The electrocatalytic nitrate reduction reaction (NO₃^-RR) offers a promising route to sustainable ammonia synthesis, potentially replacing the energy-intensive Haber-Bosch process. While often studied in neutral or alkaline media, NO₃^-RR in acidic conditions is particularly relevant due to widespread industrial acidic nitrate wastewater, yet it remains challenging due to corrosion and dominant hydrogen evolution. To address this, we designed a corrosion-resistant Ru/WO_3-x heterostructure that spatially separates proton and nitrate adsorption sites. Here, we show that a reverse hydrogen spillover effect, where the WO_3-x support stores and transports protons to surface Ru active sites, dramatically enhances hydrogenation kinetics and suppresses parasitic hydrogen evolution.
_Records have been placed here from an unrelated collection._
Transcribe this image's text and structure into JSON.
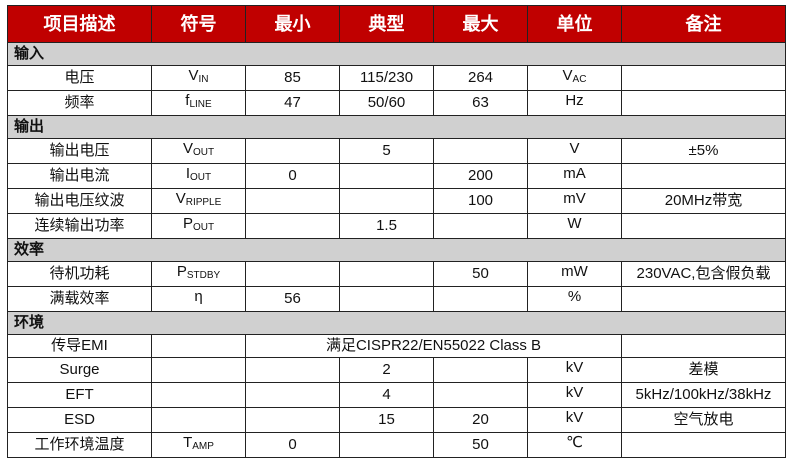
{
  "headers": [
    "项目描述",
    "符号",
    "最小",
    "典型",
    "最大",
    "单位",
    "备注"
  ],
  "sections": [
    {
      "title": "输入",
      "rows": [
        {
          "name": "电压",
          "sym": "V",
          "sub": "IN",
          "min": "85",
          "typ": "115/230",
          "max": "264",
          "unit": "V",
          "unit_sub": "AC",
          "note": ""
        },
        {
          "name": "频率",
          "sym": "f",
          "sub": "LINE",
          "min": "47",
          "typ": "50/60",
          "max": "63",
          "unit": "Hz",
          "unit_sub": "",
          "note": ""
        }
      ]
    },
    {
      "title": "输出",
      "rows": [
        {
          "name": "输出电压",
          "sym": "V",
          "sub": "OUT",
          "min": "",
          "typ": "5",
          "max": "",
          "unit": "V",
          "unit_sub": "",
          "note": "±5%"
        },
        {
          "name": "输出电流",
          "sym": "I",
          "sub": "OUT",
          "min": "0",
          "typ": "",
          "max": "200",
          "unit": "mA",
          "unit_sub": "",
          "note": ""
        },
        {
          "name": "输出电压纹波",
          "sym": "V",
          "sub": "RIPPLE",
          "min": "",
          "typ": "",
          "max": "100",
          "unit": "mV",
          "unit_sub": "",
          "note": "20MHz带宽"
        },
        {
          "name": "连续输出功率",
          "sym": "P",
          "sub": "OUT",
          "min": "",
          "typ": "1.5",
          "max": "",
          "unit": "W",
          "unit_sub": "",
          "note": ""
        }
      ]
    },
    {
      "title": "效率",
      "rows": [
        {
          "name": "待机功耗",
          "sym": "P",
          "sub": "STDBY",
          "min": "",
          "typ": "",
          "max": "50",
          "unit": "mW",
          "unit_sub": "",
          "note": "230VAC,包含假负载"
        },
        {
          "name": "满载效率",
          "sym": "η",
          "sub": "",
          "min": "56",
          "typ": "",
          "max": "",
          "unit": "%",
          "unit_sub": "",
          "note": ""
        }
      ]
    },
    {
      "title": "环境",
      "rows": [
        {
          "name": "传导EMI",
          "span": "满足CISPR22/EN55022 Class B",
          "note": ""
        },
        {
          "name": "Surge",
          "sym": "",
          "sub": "",
          "min": "",
          "typ": "2",
          "max": "",
          "unit": "kV",
          "unit_sub": "",
          "note": "差模"
        },
        {
          "name": "EFT",
          "sym": "",
          "sub": "",
          "min": "",
          "typ": "4",
          "max": "",
          "unit": "kV",
          "unit_sub": "",
          "note": "5kHz/100kHz/38kHz"
        },
        {
          "name": "ESD",
          "sym": "",
          "sub": "",
          "min": "",
          "typ": "15",
          "max": "20",
          "unit": "kV",
          "unit_sub": "",
          "note": "空气放电"
        },
        {
          "name": "工作环境温度",
          "sym": "T",
          "sub": "AMP",
          "min": "0",
          "typ": "",
          "max": "50",
          "unit": "℃",
          "unit_sub": "",
          "note": ""
        }
      ]
    }
  ]
}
This catalyst achieves an ammonia Faradaic efficiency of 94.09% at a high current density of 500 mA cm^-2 and a working potential of 0.026 V vs. reversible hydrogen electrode. Furthermore, we demonstrate a sulfide-nitrate "batterolyzer" with a discharge power density of 43.4 mW cm^-2. This work reveals an effective proton-management strategy for efficient acidic NO₃^-RR, advancing its potential for coupled ammonia synthesis and wastewater treatment.